I don't even get why peak power consumption is quoted. All I care about is average power consumption during gaming.
Peak draw is only useful as a omg just in case my psu should be able to handle this load incase something happens. I'm not even sure because I am not knowledgeable 100% confidence about the subject. I just don't use furmark or any benchmarking tool as a measure of performance because I don't benchmark daily. I run games daily. If benchmarks were closer to gaming performance I'd use them.
I used benchmark to mean benchmark software as I'm on mobile and too lazy to fledge out sentence.
That's a very good point too. There could have been a spike in 1 section of the review. I should also reconsider using Peak alone (perhaps show avg + peak as both points of reference) because as you said during gaming the GPU isn't loaded to 99-99.9% which means the Peak doesn't accurately represent what amount of power the graphics card actually uses over the entire gaming session. I am guilty of posting Peak usage myself so thanks for providing good constructive feedback about why certain methodologies posted on the forums may have their own weaknesses. I feel it's good to have these discussions out on the forum since after-all we are in this hobby together :thumbsup:
Except it didn't with the 295x2.
Good point; that was one of the key weaknesses of that design. This time with AMD bringing HBM closer to the die on the interposer, I wonder if it's possible for them to have a mini water-block of sorts?
That backplate looks too plain imo. I find it odd that it has no holes to dissipate heat and that it doesn't even have any logos or anything.
When it comes down to it, between Fury X and 980 TI, whichever has the best overall performance after OCing will be the card to get for prospective high end buyers. Since Fury isn't out yet, OC scores aren't available. It's nice to see 980 and 980 TI OC scores so we know how much Fury will need to stretch it's legs.
I still have my fingers crossed that AMD prices Fiji PRO at $499. It might be the sleeper out of all of them.
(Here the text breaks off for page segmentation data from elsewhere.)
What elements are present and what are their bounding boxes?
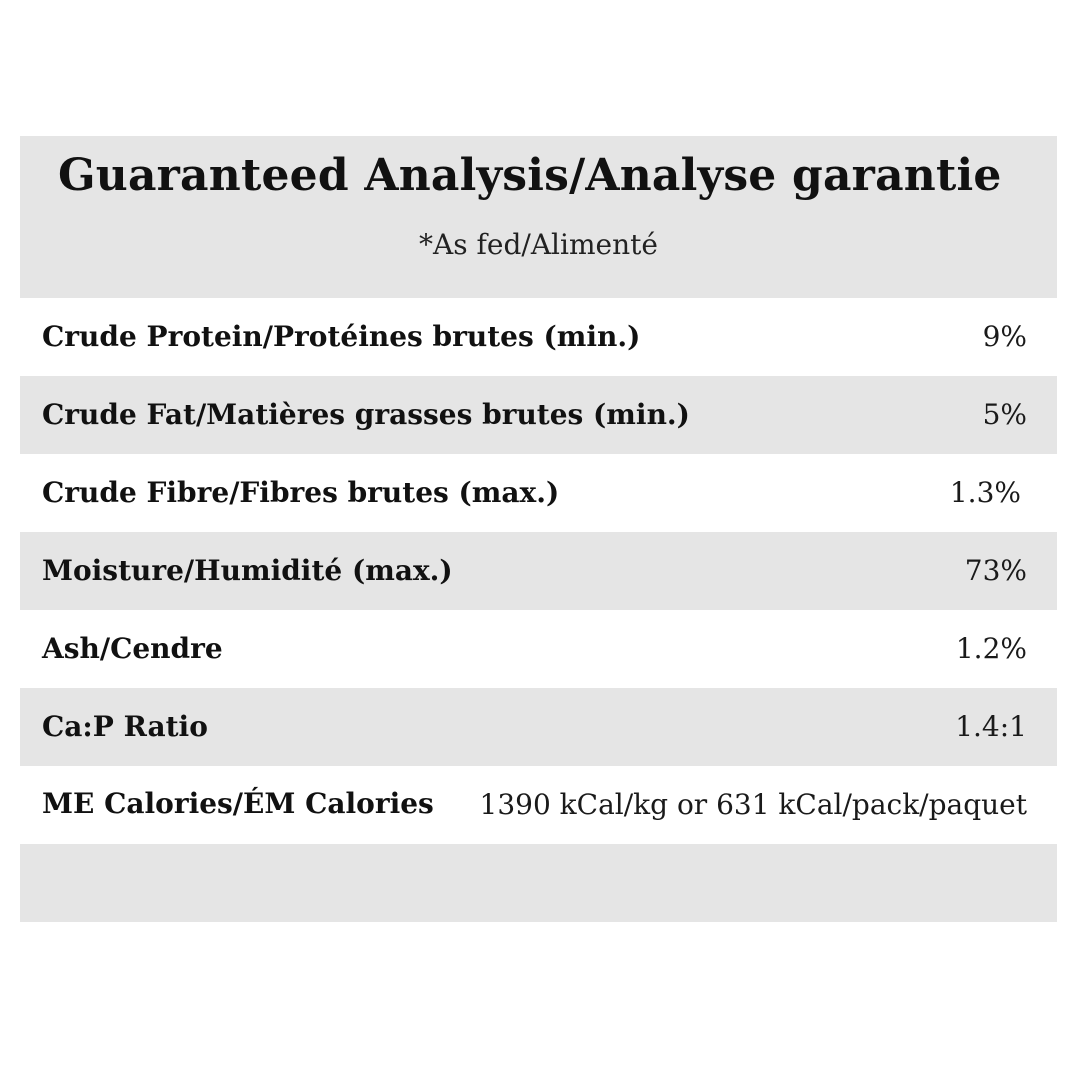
row-value: 9% — [982, 320, 1027, 353]
row-value: 73% — [964, 554, 1027, 587]
as-fed-note: *As fed/Alimenté — [419, 228, 658, 261]
page-title: Guaranteed Analysis/Analyse garantie — [58, 150, 1002, 201]
row-value: 5% — [982, 398, 1027, 431]
analysis-row-crude-protein — [20, 298, 1057, 376]
row-label: ME Calories/ÉM Calories — [42, 787, 434, 820]
analysis-row-crude-fat — [20, 376, 1057, 454]
row-label: Crude Protein/Protéines brutes (min.) — [42, 320, 641, 353]
row-value: 1.4:1 — [955, 710, 1027, 743]
analysis-row-me-calories — [20, 766, 1057, 844]
row-label: Moisture/Humidité (max.) — [42, 554, 453, 587]
row-value: 1.2% — [955, 632, 1027, 665]
row-label: Ca:P Ratio — [42, 710, 208, 743]
analysis-header — [20, 136, 1057, 298]
row-value: 1390 kCal/kg or 631 kCal/pack/paquet — [479, 788, 1027, 821]
analysis-row-ash — [20, 610, 1057, 688]
row-label: Ash/Cendre — [42, 632, 223, 665]
analysis-row-moisture — [20, 532, 1057, 610]
analysis-row-crude-fibre — [20, 454, 1057, 532]
footer-band — [20, 844, 1057, 922]
analysis-row-ca-p-ratio — [20, 688, 1057, 766]
row-value: 1.3% — [949, 476, 1021, 509]
row-label: Crude Fibre/Fibres brutes (max.) — [42, 476, 560, 509]
row-label: Crude Fat/Matières grasses brutes (min.) — [42, 398, 690, 431]
guaranteed-analysis-panel — [20, 136, 1057, 922]
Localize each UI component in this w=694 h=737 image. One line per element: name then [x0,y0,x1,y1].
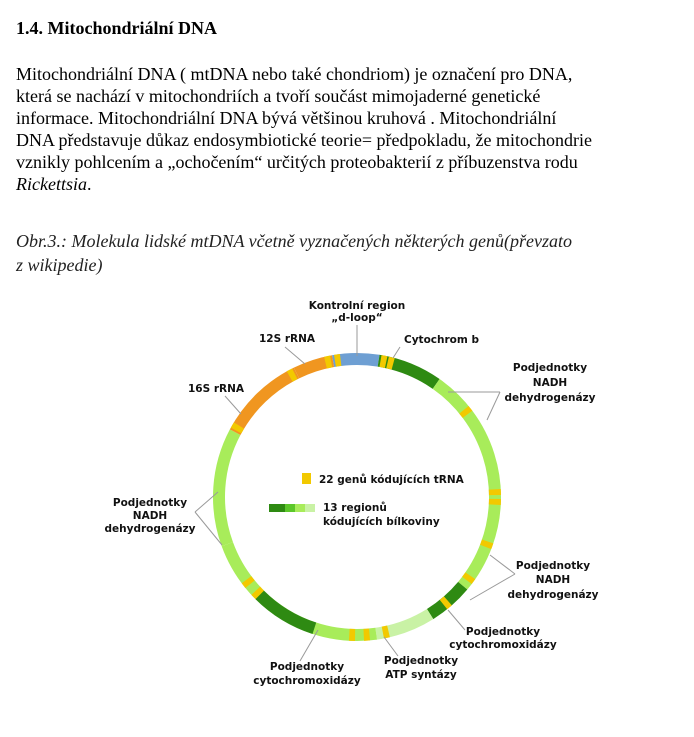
trna-gene-mark [388,362,394,363]
legend-trna-swatch [302,473,311,484]
legend-trna-label: 22 genů kódujících tRNA [319,474,464,486]
trna-gene-mark [443,601,447,605]
legend-protein-label-1: 13 regionů [323,502,387,514]
trna-gene-mark [464,410,468,415]
legend [269,473,465,528]
legend-protein-swatch-mid [285,504,295,512]
label-nadh-tr-2: NADH [532,377,568,389]
label-cox-r-2: cytochromoxidázy [449,639,557,651]
caption-line: Obr.3.: Molekula lidské mtDNA včetně vyznačených některých genů(převzato [16,231,572,251]
legend-protein-label-2: kódujících bílkoviny [323,516,440,528]
leader-nadh-br-a [490,555,515,574]
label-16s-rrna: 16S rRNA [187,383,245,395]
trna-gene-mark [380,361,386,362]
leader-cox-b [300,630,318,661]
paragraph-line: Mitochondriální DNA ( mtDNA nebo také chondriom) je označení pro DNA, [16,64,573,84]
leader-cox-r [448,610,465,630]
label-atp-1: Podjednotky [383,655,459,667]
nadh-arc-right [436,384,495,544]
label-nadh-br-3: dehydrogenázy [507,589,599,601]
trna-gene-mark [467,576,470,581]
label-nadh-l-1: Podjednotky [112,497,188,509]
trna-gene-mark [236,426,239,431]
leader-cytochrom-b [393,347,400,358]
label-nadh-l-2: NADH [132,510,168,522]
label-nadh-tr-1: Podjednotky [512,362,588,374]
label-cytochrom-b-text: Cytochrom b [404,334,479,346]
label-atp-2: ATP syntázy [385,669,457,681]
paragraph-line: vznikly pohlcením a „ochočením“ určitých proteobakterií z příbuzenstva rodu [16,152,578,172]
trna-gene-mark [335,360,341,361]
label-cox-b-1: Podjednotky [269,661,345,673]
trna-gene-mark [246,580,250,585]
nadh-arc-left [219,432,235,544]
trna-gene-mark [325,361,331,362]
paragraph-line: informace. Mitochondriální DNA bývá většinou kruhová . Mitochondriální [16,108,557,128]
paragraph-line: která se nachází v mitochondriích a tvoří součást mimojaderné genetické [16,86,541,106]
label-control-region: Kontrolní region [308,300,406,312]
trna-gene-mark [486,541,488,546]
label-nadh-l-3: dehydrogenázy [104,523,196,535]
paragraph-line: DNA představuje důkaz endosymbiotické teorie= předpokladu, že mitochondrie [16,130,592,150]
trna-gene-mark [256,591,260,595]
label-cox-r-1: Podjednotky [465,626,541,638]
legend-protein-swatch-pale [305,504,315,512]
caption-line: z wikipedie) [16,255,103,275]
genus-name: Rickettsia [16,174,87,194]
label-d-loop: „d-loop“ [331,312,383,324]
legend-protein-swatch-light [295,504,305,512]
label-cox-b-2: cytochromoxidázy [253,675,361,687]
rrna-16s-arc [235,373,296,432]
label-12s-rrna: 12S rRNA [258,333,316,345]
leader-12s-rrna [285,347,305,364]
label-nadh-tr-3: dehydrogenázy [504,392,596,404]
leader-16s-rrna [225,396,241,414]
sentence-end: . [86,174,92,194]
label-leaders [195,325,515,661]
cox-dark-arc [259,595,314,629]
section-heading: 1.4. Mitochondriální DNA [16,18,218,38]
label-cytochrom-b [404,334,479,346]
trna-gene-mark [383,631,389,632]
leader-atp [384,637,398,656]
label-nadh-br-1: Podjednotky [515,560,591,572]
trna-gene-mark [290,374,295,377]
legend-protein-swatch-dark [269,504,285,512]
label-nadh-br-2: NADH [535,574,571,586]
leader-nadh-tr-b [487,392,500,420]
mtdna-ring [219,359,495,635]
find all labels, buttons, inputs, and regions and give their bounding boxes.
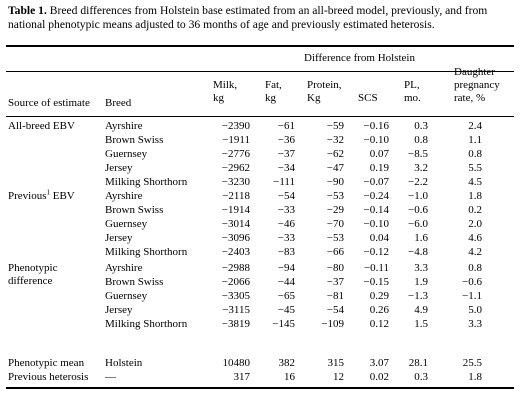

Based on rumoured specs, it has identical ROPs, memory bus/HBM memory to the flagship card, with the differences coming down to 14% less shaders/TMUs and lower clocks. At that point if Fiji XT is $699 and Fiji PRO is $499, I am not entirely convinced 14% more performance in overclocked states (assuming the PRO and the XT overclock similarly) is worth the paying hundreds of dollars extra estimating how much more performance 14nm/16nm HBM2 GPUs will bring!
I do find it annoying/misleading when AT's GPU overclocking section has the card being tested overclocked going against all other cards running at stock. This creates misleading comparisons to be honest. It's going to be hard to compare 980/980Ti OC vs. Fiji PRO/XT OC in AT's review because the 980 OC numbers would be from old reviews, using older games on older drivers.